Festival Ecrã – Fluxorama; Buraco Negro

Festival Ecrã – Fluxorama; Buraco Negro

Matheus Fiore - 20 de julho de 2018

“Fluxorama”, de Wilson Oliveira Filho e José Guindane – ★★★★

A popularização das ferramentas de downloads, como o Torrent, certamente influenciou uma geração de cinéfilos que passou a armazenar uma quantidade absurda de filmes em seus computadores. O curta de Wilson Oliveira Filho e José Guindane trata justamente desse fenômeno. Mas, diferente do que podemos pensar ao ler uma sinopse ou resumo, Fluxorama na verdade é bastante crítico quanto ao hábito de guardar obras no computador.

O filme tenta, de certa forma, fazer o resgate do hábito de consumir um filme de cada vez, de criar um relacionamento direto e exclusivo com a obra, desde o ato de escolher assisti-la para, enfim, assisti-la. Em uma época em que as pessoas costumam baixar filmografias inteiras – e deixá-las armazenadas sem nunca assistir aos filmes –, Fluxorama traz um olhar bastante crítico.

O principal aspecto é a representação do cinema pela água, algo que o próprio curta deixa claro ao dizer “cinema é cachoeira”. Para representar o download de vários filmes, Fluxorama utiliza uma tela dividida com várias cascatas, encaixadas lado a lado. A visão crítica dos diretores fica nítida quando observamos como cada imagem das cachoeiras é tratada: todas dividem um espaço estreito, mal podendo ser vistas, e seus sons surgem simultaneamente.

O intuito de Wilson e José é mostrar como essa cultura de downloads e armazenamentos em massa cria pessoas mais preocupadas não em compreender ou apreciar obras, mas colecionar filmes como se fossem selos ou figurinhas. É interessante notar, também, como o excesso de cascatas faz parecer que o filme está “travando”, levando ao caos e ao esfacelamento deliberado da forma do curta.

Apesar de, no debate ocorrido após a projeção, um dos diretores ter afirmado que seu objetivo não é um retorno à mídia física, mas uma valorização do streaming – já que este proporciona uma conexão direta entre o espectador e a obra à qual assiste –, Fluxorama não trata do streaming. A ausência desse posicionamento abre espaço para uma visão de resgate de uma experiência mais clássica para o consumo dos filmes – algo manifestado pela projeção da imagem de Jean-Luc Godard.

Fluxorama mostra-se um experimento interessante por, mesmo tendo uma metragem de apenas sete minutos, conseguir levantar questionamentos pertinentes sobre a relação do público com os filmes aos quais assiste.
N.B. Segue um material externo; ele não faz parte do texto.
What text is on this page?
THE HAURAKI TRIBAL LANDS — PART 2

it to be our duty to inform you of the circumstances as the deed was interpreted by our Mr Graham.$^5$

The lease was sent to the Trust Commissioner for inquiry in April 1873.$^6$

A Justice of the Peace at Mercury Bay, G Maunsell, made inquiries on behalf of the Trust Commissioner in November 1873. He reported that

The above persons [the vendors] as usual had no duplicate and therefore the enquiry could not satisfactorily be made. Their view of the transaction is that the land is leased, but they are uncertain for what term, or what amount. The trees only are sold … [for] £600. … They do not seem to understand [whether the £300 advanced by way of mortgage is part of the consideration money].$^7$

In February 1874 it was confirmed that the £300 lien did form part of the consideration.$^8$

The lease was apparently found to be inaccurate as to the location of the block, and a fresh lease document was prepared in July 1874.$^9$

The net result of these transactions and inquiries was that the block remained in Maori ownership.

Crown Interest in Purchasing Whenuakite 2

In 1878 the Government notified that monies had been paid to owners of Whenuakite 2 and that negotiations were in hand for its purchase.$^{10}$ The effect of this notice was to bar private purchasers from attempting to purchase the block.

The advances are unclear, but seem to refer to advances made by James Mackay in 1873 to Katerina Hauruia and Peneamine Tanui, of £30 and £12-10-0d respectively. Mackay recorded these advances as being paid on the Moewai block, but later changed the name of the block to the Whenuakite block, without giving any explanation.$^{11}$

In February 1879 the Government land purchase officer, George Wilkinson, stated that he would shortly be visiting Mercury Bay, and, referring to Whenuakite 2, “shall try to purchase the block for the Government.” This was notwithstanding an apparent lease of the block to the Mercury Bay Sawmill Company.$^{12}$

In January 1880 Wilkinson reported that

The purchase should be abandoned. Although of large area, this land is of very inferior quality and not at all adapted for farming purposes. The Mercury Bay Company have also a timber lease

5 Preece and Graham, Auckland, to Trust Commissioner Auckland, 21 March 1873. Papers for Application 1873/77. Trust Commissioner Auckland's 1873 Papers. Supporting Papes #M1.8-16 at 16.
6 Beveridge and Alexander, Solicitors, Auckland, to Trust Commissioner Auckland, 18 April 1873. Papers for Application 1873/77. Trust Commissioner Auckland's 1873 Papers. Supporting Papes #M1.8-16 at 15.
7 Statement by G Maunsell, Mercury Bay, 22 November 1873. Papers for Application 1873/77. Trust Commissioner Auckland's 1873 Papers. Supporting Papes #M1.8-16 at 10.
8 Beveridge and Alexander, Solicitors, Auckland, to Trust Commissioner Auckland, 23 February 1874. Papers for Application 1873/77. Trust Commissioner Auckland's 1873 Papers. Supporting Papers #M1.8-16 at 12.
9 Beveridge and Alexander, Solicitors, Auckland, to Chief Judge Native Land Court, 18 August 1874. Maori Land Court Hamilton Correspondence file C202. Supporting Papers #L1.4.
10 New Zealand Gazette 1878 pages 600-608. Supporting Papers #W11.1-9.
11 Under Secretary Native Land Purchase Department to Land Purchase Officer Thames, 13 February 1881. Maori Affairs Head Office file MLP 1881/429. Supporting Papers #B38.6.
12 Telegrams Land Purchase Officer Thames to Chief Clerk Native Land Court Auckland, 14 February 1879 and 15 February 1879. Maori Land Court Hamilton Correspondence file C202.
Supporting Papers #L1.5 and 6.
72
É uma peça capaz de instigar nossa reflexão por conseguir expor, por meio do caos que domina os minutos finais, nossa incapacidade de apreciar a arte quando estamos ocupados demais dando valor a números em uma biblioteca virtual.
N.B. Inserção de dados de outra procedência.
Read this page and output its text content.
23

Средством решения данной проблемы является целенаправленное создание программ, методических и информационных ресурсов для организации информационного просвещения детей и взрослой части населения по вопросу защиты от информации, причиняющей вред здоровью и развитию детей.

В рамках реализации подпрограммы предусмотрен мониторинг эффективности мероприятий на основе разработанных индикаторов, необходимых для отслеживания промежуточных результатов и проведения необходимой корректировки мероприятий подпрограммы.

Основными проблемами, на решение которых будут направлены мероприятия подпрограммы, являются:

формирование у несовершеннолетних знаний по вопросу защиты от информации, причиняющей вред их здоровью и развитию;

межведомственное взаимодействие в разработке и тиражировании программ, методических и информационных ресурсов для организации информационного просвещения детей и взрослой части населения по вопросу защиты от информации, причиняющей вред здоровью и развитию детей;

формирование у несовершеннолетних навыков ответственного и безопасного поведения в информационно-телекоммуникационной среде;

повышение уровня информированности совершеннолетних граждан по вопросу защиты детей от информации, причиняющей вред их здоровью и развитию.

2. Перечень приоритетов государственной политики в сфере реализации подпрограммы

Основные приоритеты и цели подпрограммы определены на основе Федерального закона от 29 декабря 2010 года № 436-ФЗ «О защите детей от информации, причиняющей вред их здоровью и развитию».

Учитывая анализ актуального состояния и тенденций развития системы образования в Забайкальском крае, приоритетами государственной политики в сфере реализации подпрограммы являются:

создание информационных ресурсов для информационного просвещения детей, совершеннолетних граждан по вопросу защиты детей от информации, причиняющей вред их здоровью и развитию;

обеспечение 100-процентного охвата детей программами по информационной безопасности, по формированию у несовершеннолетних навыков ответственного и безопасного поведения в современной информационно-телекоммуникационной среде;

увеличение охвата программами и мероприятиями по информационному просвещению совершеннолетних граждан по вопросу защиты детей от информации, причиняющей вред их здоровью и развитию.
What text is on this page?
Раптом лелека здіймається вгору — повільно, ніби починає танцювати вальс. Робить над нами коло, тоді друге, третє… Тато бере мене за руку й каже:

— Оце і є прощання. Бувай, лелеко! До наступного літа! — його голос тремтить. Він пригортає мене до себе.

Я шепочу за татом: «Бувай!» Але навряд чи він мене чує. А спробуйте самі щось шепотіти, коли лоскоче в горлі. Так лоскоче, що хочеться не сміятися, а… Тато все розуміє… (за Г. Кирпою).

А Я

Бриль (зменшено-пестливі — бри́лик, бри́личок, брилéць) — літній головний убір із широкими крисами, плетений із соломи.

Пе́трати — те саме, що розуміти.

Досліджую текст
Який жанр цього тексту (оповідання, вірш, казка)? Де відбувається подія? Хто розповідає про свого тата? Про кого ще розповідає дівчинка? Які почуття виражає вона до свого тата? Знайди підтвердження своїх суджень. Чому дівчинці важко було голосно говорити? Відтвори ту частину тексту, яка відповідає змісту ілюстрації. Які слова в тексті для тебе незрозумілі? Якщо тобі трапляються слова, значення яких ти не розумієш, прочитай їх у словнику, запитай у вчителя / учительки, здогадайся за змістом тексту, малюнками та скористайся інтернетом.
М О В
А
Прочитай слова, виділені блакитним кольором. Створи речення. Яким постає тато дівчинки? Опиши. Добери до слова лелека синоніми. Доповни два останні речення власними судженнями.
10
“Buraco Negro”, de Helena Lessa & Petrus de Bairros – ★★★★

O interessante no cinema experimental é a possibilidade de ter um total desapego a uma narrativa convencional. Filmes experimentais podem ser, simplesmente, experimentos estéticas de seus realizadores, sem a busca de uma lógica por trás da construção da forma. Buraco Negro, filme de Helena Lessa e Petrus de Bairros, é um belo exemplar disso.

O filme acompanha uma mulher que, após dormir em uma casa abandonada, passa a ter poderes sobrenaturais e se relacionar com um espírito. Há uma reconstrução estética interessantíssima em Buraco Negro, que faz o filme incorporar elementos de clássicos dos anos 20, como o Nosferatu de Murnau.

Desde a fotografia em preto e branco até o uso de textos projetados para as falas, Buraco Negro está sempre em busca de fazer, na era do cinema digital, uma narrativa que, ora repete conceitos dos primórdios do cinema – como o conflito entre luz e sombra como elemento definidor de sua estética –, ora emula elementos do tipo – o filme faz uso, em alguns momentos, de filtros roxo e rosa, muito similares aos trabalhos de tingimento e coloração vistos na era do cinema em preto e branco.

Dessa forma, é interessante vermos como, diante de uma estética que faz um resgate tão nostálgico, há tantos elementos modernos dentro da narrativa. Assistir a um filme de terror que é atuado e filmado como se estivesse na Alemanha de 1920, mas acompanha jovens skatistas tomando Coca Cola no Rio de Janeiro, é algo fascinante.

Buraco Negro é, portanto um surpreendente e evocativo exercício de forma e estilo, que manifesta o desejo de seus realizadores de estudar e aprender por meio da experimentação. Um terror sem grandes pretensões além do anseio por criar uma atmosfera densa e um grande choque existente no fato de ter uma história “2018” sendo contada em uma narrativa “1920”.